Жребий No 241 - читать онлайн бесплатно полную версию книги . Страница 18

Погода была серая и прохладная. В 11 час. поехали к обедне. Завтракал Андрей (деж.). Принял Мирского, гулял и в 6 час. принял Коковцева. Читал много. Обедал в спальне.

Наступление наших войск к Лаояну было остановлено японцами; наша армия несколько отошла назад. Потери у нас по-видимому большие.

Русские войска терпели, пока еще только на суше, одно поражение за другим в строгом соответствии с оборонительно-отступательной стратегией командующего Куропаткина.

В многодневном сражении под Лаояном стойко дравшиеся русские войска уже добыли победу, но командовавший из фанзы[2] полководец не мог и представить и вообразить такого чуда, а потому и не помышлял о том, чтобы пожать ее плоды. Японская пехота под Лаояном была вдрызг истрепана, конницы, умеющей отступление противника превратить в бегство, японцы не имели, резервы для решительного склонения чаши весов в нашу пользу у Куропаткина были, и все-таки приказ был отдан на отступление.

«Инициатива есть важнейшая добродетель полководца».

«Сосредоточенность сил — лучший залог победы».

Все азы военного искусства, записанные в уставы и наставления, забыты, как забыто и предупреждение Скобелева о том, что Куропаткин, служивший со Скобелевым и высоко им ценимый как штабист, не годится «на первые роли», как человек, не обладающий волей, твердостью и решимостью, необходимыми для осуществления задуманных операций.

Не почерпнув решительности и твердости в опыте генерала Скобелева, Куропаткин вполне мог бы призанять недостающих боевому генералу качеств у более чем твердой Александры Федоровны, обнаружившей в полной мере, правда на германской войне, способность управлять и войсками, и министрами, и верховным главнокомандующим.

А неожиданную твердость и решительность на японской войне обнаружила не Алиса Виктория Елена Луиза Беатриса, а ее соплеменница Каролина Мария Юзефа.
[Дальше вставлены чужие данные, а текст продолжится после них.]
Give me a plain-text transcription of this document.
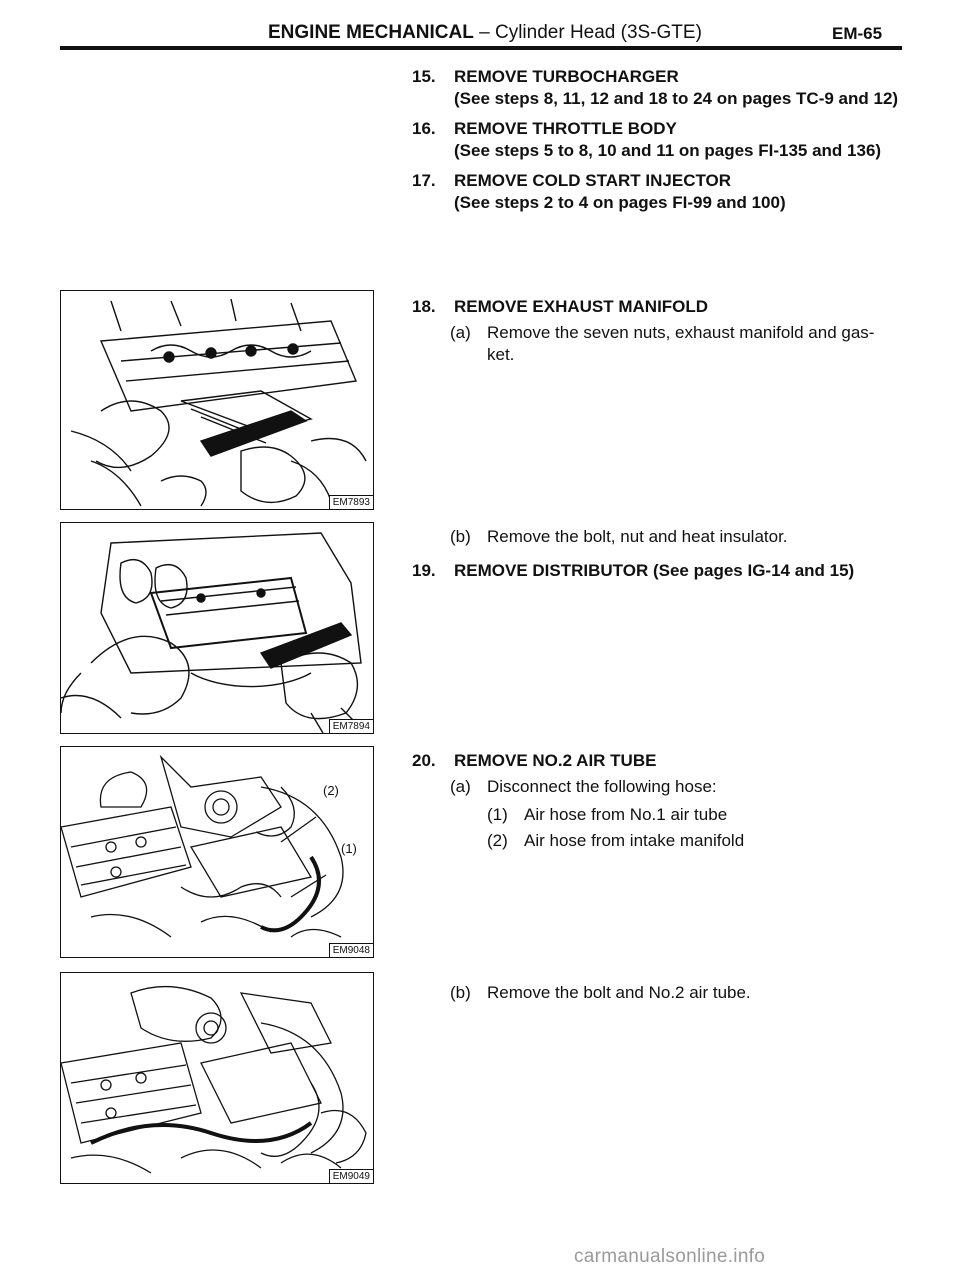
ENGINE MECHANICAL – Cylinder Head (3S-GTE)	EM-65
15. REMOVE TURBOCHARGER
(See steps 8, 11, 12 and 18 to 24 on pages TC-9 and 12)
16. REMOVE THROTTLE BODY
(See steps 5 to 8, 10 and 11 on pages FI-135 and 136)
17. REMOVE COLD START INJECTOR
(See steps 2 to 4 on pages FI-99 and 100)
18. REMOVE EXHAUST MANIFOLD
(a) Remove the seven nuts, exhaust manifold and gas-
ket.
(b) Remove the bolt, nut and heat insulator.
19. REMOVE DISTRIBUTOR (See pages IG-14 and 15)
20. REMOVE NO.2 AIR TUBE
(a) Disconnect the following hose:
(1) Air hose from No.1 air tube
(2) Air hose from intake manifold
(b) Remove the bolt and No.2 air tube.
EM7893
EM7894
(2)
(1)
EM9048
EM9049
carmanualsonline.info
Дед, едва отбив атаку командира полка и его наглого помощника, был вынужден открыть «второй фронт», и против кого?..

Ст. Борзя. Октябрь. 1-е ч. 1904 г.

Дорогая деточка Кароля!

После моего последнего письма к тебе я получил от тебя уже три письма, а сегодня получил и открытку. Вижу, моя дорогая, как ты страдаешь и терзаешься, какое тяжелое душевное состояние переживаешь.

Если бы ты знала, как горько и больно это знать!
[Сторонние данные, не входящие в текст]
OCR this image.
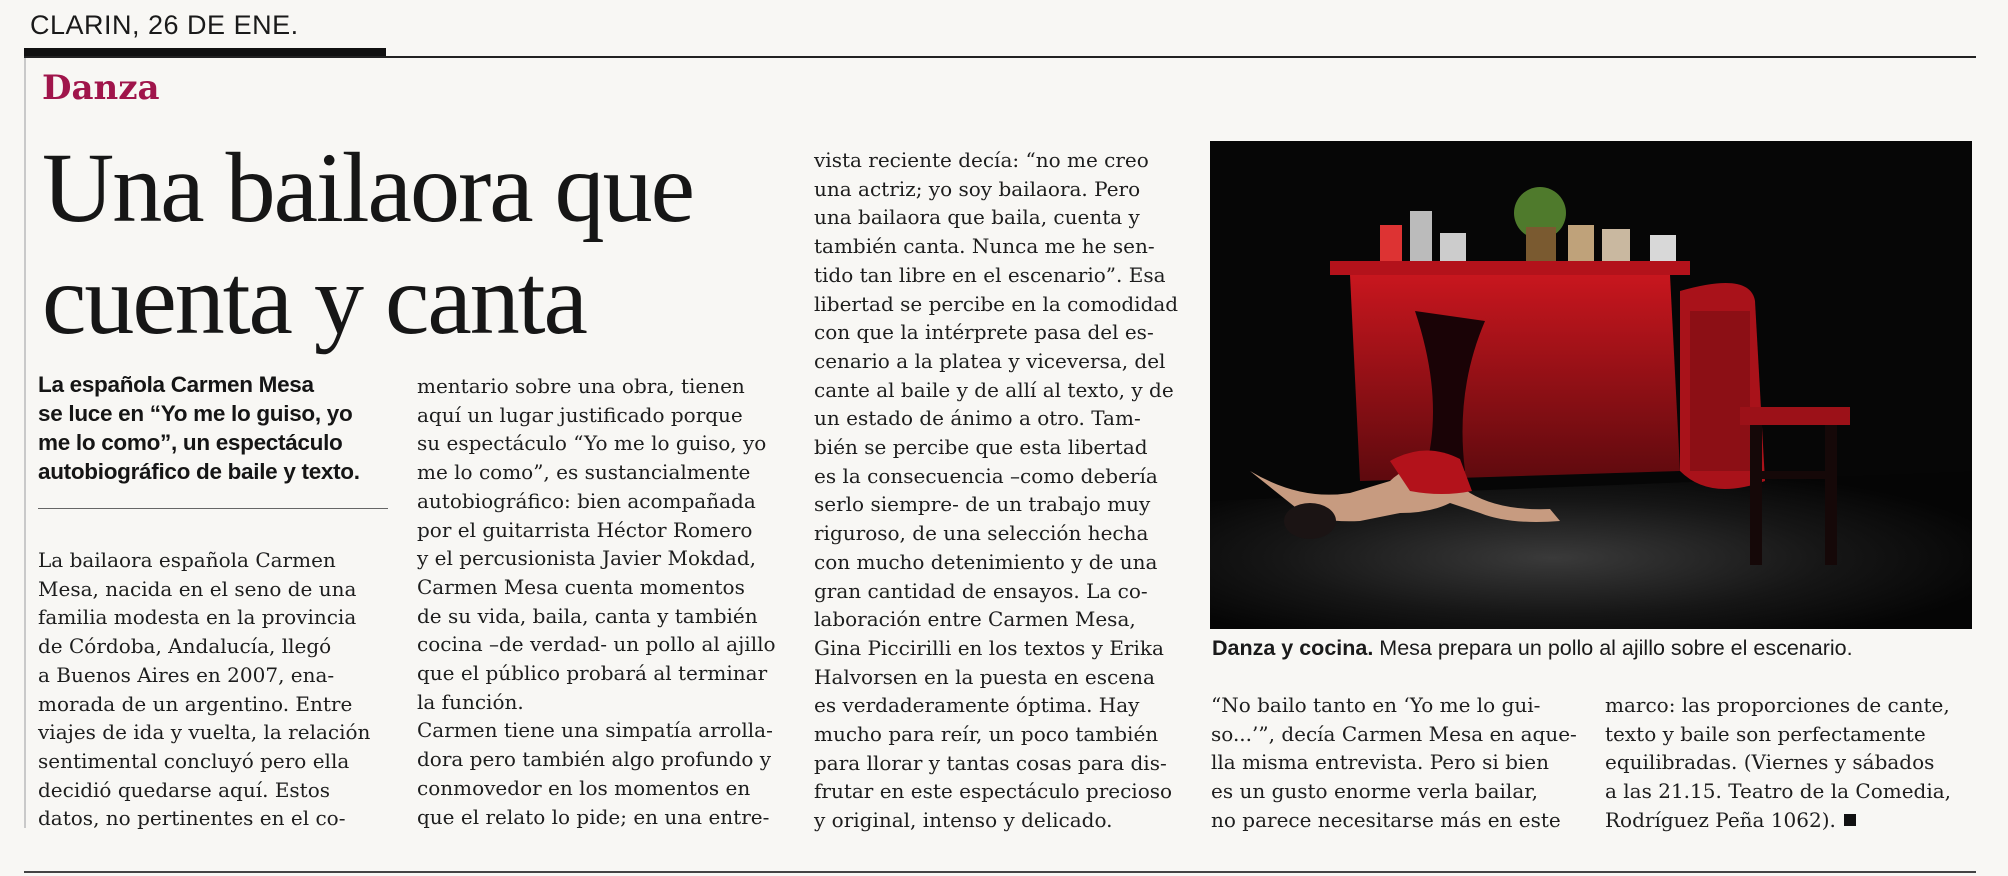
CLARIN, 26 DE ENE.
Danza
Una bailaora que
cuenta y canta
La española Carmen Mesa
se luce en “Yo me lo guiso, yo
me lo como”, un espectáculo
autobiográfico de baile y texto.
La bailaora española Carmen
Mesa, nacida en el seno de una
familia modesta en la provincia
de Córdoba, Andalucía, llegó
a Buenos Aires en 2007, ena-
morada de un argentino. Entre
viajes de ida y vuelta, la relación
sentimental concluyó pero ella
decidió quedarse aquí. Estos
datos, no pertinentes en el co-
mentario sobre una obra, tienen
aquí un lugar justificado porque
su espectáculo “Yo me lo guiso, yo
me lo como”, es sustancialmente
autobiográfico: bien acompañada
por el guitarrista Héctor Romero
y el percusionista Javier Mokdad,
Carmen Mesa cuenta momentos
de su vida, baila, canta y también
cocina –de verdad- un pollo al ajillo
que el público probará al terminar
la función.
Carmen tiene una simpatía arrolla-
dora pero también algo profundo y
conmovedor en los momentos en
que el relato lo pide; en una entre-
vista reciente decía: “no me creo
una actriz; yo soy bailaora. Pero
una bailaora que baila, cuenta y
también canta. Nunca me he sen-
tido tan libre en el escenario”. Esa
libertad se percibe en la comodidad
con que la intérprete pasa del es-
cenario a la platea y viceversa, del
cante al baile y de allí al texto, y de
un estado de ánimo a otro. Tam-
bién se percibe que esta libertad
es la consecuencia –como debería
serlo siempre- de un trabajo muy
riguroso, de una selección hecha
con mucho detenimiento y de una
gran cantidad de ensayos. La co-
laboración entre Carmen Mesa,
Gina Piccirilli en los textos y Erika
Halvorsen en la puesta en escena
es verdaderamente óptima. Hay
mucho para reír, un poco también
para llorar y tantas cosas para dis-
frutar en este espectáculo precioso
y original, intenso y delicado.
Danza y cocina. Mesa prepara un pollo al ajillo sobre el escenario.
“No bailo tanto en ‘Yo me lo gui-
so...’”, decía Carmen Mesa en aque-
lla misma entrevista. Pero si bien
es un gusto enorme verla bailar,
no parece necesitarse más en este
marco: las proporciones de cante,
texto y baile son perfectamente
equilibradas. (Viernes y sábados
a las 21.15. Teatro de la Comedia,
Rodríguez Peña 1062).
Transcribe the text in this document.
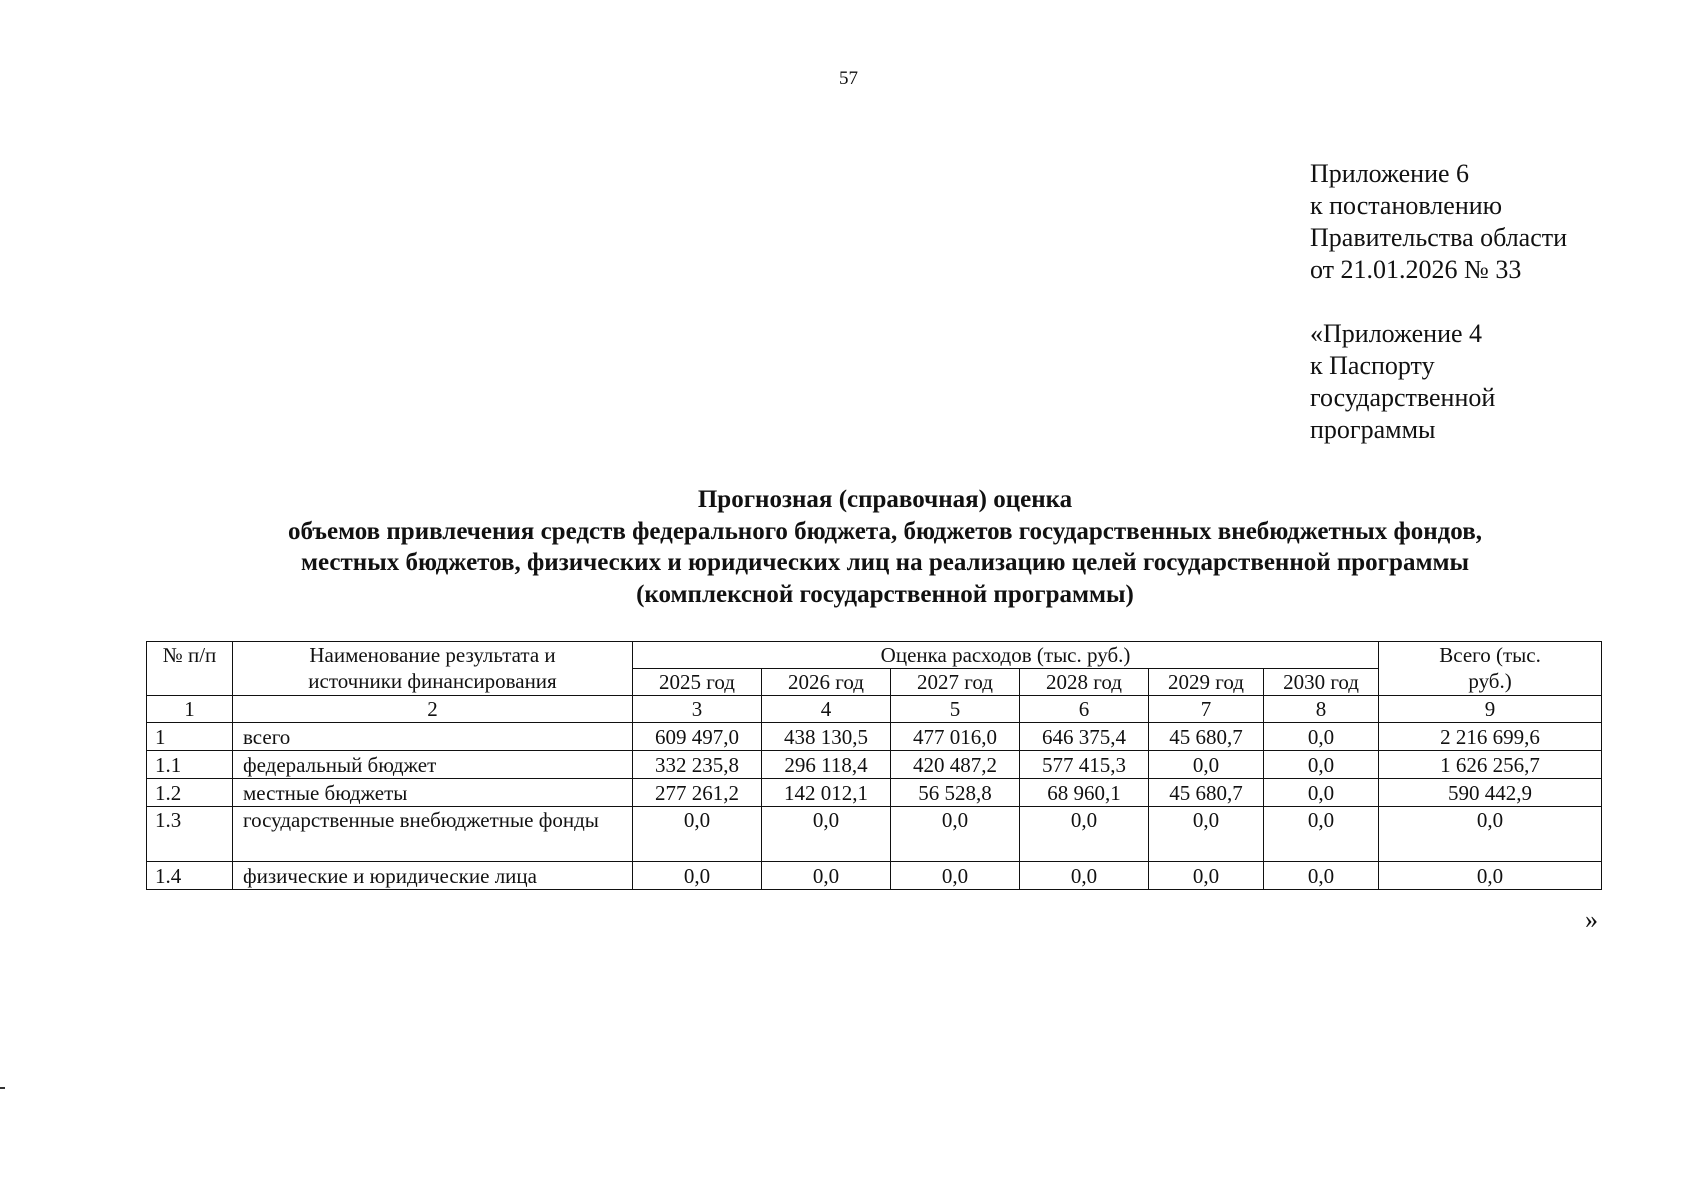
57
Приложение 6
к постановлению
Правительства области
от 21.01.2026 № 33
«Приложение 4
к Паспорту
государственной
программы
Прогнозная (справочная) оценка
объемов привлечения средств федерального бюджета, бюджетов государственных внебюджетных фондов,
местных бюджетов, физических и юридических лиц на реализацию целей государственной программы
(комплексной государственной программы)
№ п/п	Наименование результата и источники финансирования	Оценка расходов (тыс. руб.)						Всего (тыс. руб.)
		2025 год	2026 год	2027 год	2028 год	2029 год	2030 год	
1	2	3	4	5	6	7	8	9
1	всего	609 497,0	438 130,5	477 016,0	646 375,4	45 680,7	0,0	2 216 699,6
1.1	федеральный бюджет	332 235,8	296 118,4	420 487,2	577 415,3	0,0	0,0	1 626 256,7
1.2	местные бюджеты	277 261,2	142 012,1	56 528,8	68 960,1	45 680,7	0,0	590 442,9
1.3	государственные внебюджетные фонды	0,0	0,0	0,0	0,0	0,0	0,0	0,0
1.4	физические и юридические лица	0,0	0,0	0,0	0,0	0,0	0,0	0,0
»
Но что же делать, милая? У тебя явилась мысль ехать сюда, и ты спрашиваешь меня, можно ли это сделать. Ты с нетерпением ждешь моего ответа и просишь ответить не умом, а сердцем. Но я, милая Кароля, не могу ответить только сердцем, я должен поэтому дать тебе два ответа.
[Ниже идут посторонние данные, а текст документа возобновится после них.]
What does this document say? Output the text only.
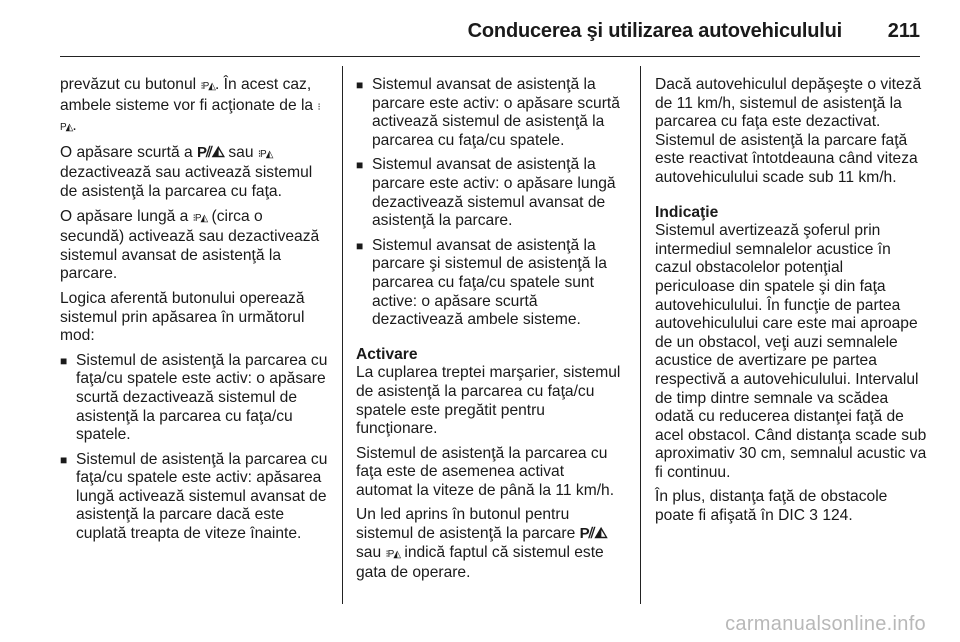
Conducerea şi utilizarea autovehiculului 211

prevăzut cu butonul ⁝P◭. În acest caz, ambele sisteme vor fi acţionate de la ⁝P◭.

O apăsare scurtă a P⫽◭ sau ⁝P◭ dezactivează sau activează sistemul de asistenţă la parcarea cu faţa.

O apăsare lungă a ⁝P◭ (circa o secundă) activează sau dezactivează sistemul avansat de asistenţă la parcare.

Logica aferentă butonului operează sistemul prin apăsarea în următorul mod:

■ Sistemul de asistenţă la parcarea cu faţa/cu spatele este activ: o apăsare scurtă dezactivează sistemul de asistenţă la parcarea cu faţa/cu spatele.
■ Sistemul de asistenţă la parcarea cu faţa/cu spatele este activ: apăsarea lungă activează sistemul avansat de asistenţă la parcare dacă este cuplată treapta de viteze înainte.
■ Sistemul avansat de asistenţă la parcare este activ: o apăsare scurtă activează sistemul de asistenţă la parcarea cu faţa/cu spatele.
■ Sistemul avansat de asistenţă la parcare este activ: o apăsare lungă dezactivează sistemul avansat de asistenţă la parcare.
■ Sistemul avansat de asistenţă la parcare şi sistemul de asistenţă la parcarea cu faţa/cu spatele sunt active: o apăsare scurtă dezactivează ambele sisteme.

Activare

La cuplarea treptei marşarier, sistemul de asistenţă la parcarea cu faţa/cu spatele este pregătit pentru funcţionare.

Sistemul de asistenţă la parcarea cu faţa este de asemenea activat automat la viteze de până la 11 km/h.

Un led aprins în butonul pentru sistemul de asistenţă la parcare P⫽◭ sau ⁝P◭ indică faptul că sistemul este gata de operare.

Dacă autovehiculul depăşeşte o viteză de 11 km/h, sistemul de asistenţă la parcarea cu faţa este dezactivat. Sistemul de asistenţă la parcare faţă este reactivat întotdeauna când viteza autovehiculului scade sub 11 km/h.

Indicaţie

Sistemul avertizează şoferul prin intermediul semnalelor acustice în cazul obstacolelor potenţial periculoase din spatele şi din faţa autovehiculului. În funcţie de partea autovehiculului care este mai aproape de un obstacol, veţi auzi semnalele acustice de avertizare pe partea respectivă a autovehiculului. Intervalul de timp dintre semnale va scădea odată cu reducerea distanţei faţă de acel obstacol. Când distanţa scade sub aproximativ 30 cm, semnalul acustic va fi continuu.

În plus, distanţa faţă de obstacole poate fi afişată în DIC 3 124.

carmanualsonline.info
Я думаю, тебе не нужны мои уверения в том, что был бы несказанно рад видеть тебя, обнять, расцеловать. Конечно твой приезд сюда дал бы мне много счастья и хороших минут. Я не хочу даже справляться о законах, не хочу принимать во внимание то, как к этому отнесется мое начальство. Это для меня безразлично, и лично я не испугаюсь никаких для себя неприятностей. Но меня тревожит мысль о том, с чем для тебя, моя дорогая, сопряжена будет эта поездка. Мне страшно подумать, что ты должна будешь одна ехать такую даль и подвергаться в дороге всяким случайностям; страшно подумать, что, приехав сюда, ты должна будешь жить в дурной и неудобной квартире во время здешних ужасных ветров и морозов. Но главное, конечно, это неизвестность нашего положения. Ведь мы все время держимся наготове к выступлению. Что же будет, если через несколько дней после твоего приезда полк будет выступать в поход, а ты должна будешь опять одна совершить обратное путешествие? Ведь об этом подумать ужасно. Или еще хуже — ты приедешь сюда и узнаешь, что два-три дня тому назад наш полк ушел. Как ты будешь чувствовать себя, дорогая, и что мне придется передумать и перечувствовать за твою судьбу?! Даже если бы ты и застала нас и могла бы здесь устроиться на время стояния нашего полка, то и тогда 15 дней в каждом месяце я должен буду оставлять тебя тут одну в то время как сам буду в командировках. А у меня эти командировки ежемесячные. Мне противна мысль, что ты волей-неволей должна будешь оставаться в обществе наших офицеров, которые ничего не могут дать ни уму, ни сердцу. Сколько всяких других случайностей здесь в глуши может быть? Ну, не дай Бог, ты заболеешь? Ведь я всю жизнь буду мучиться сознанием того, что это моя вина. А здесь даже лечиться не всегда есть чем. Наконец я знаю, что твои родители не согласятся на эту поездку сюда, и значит мы оба должны будем совершенно испортить и с ними отношения. Все это, Кароля, так серьезно и так грустно, что я умом не могу согласиться на твою поездку. Ты знаешь, дорогая, что когда было легко сделать подобную вещь (напр. приехать в Ольховатку), я сам просил тебя не раз к себе. Но теперь ехать за тысячи верст быть может затем, чтобы даже не увидеться, нет смысла.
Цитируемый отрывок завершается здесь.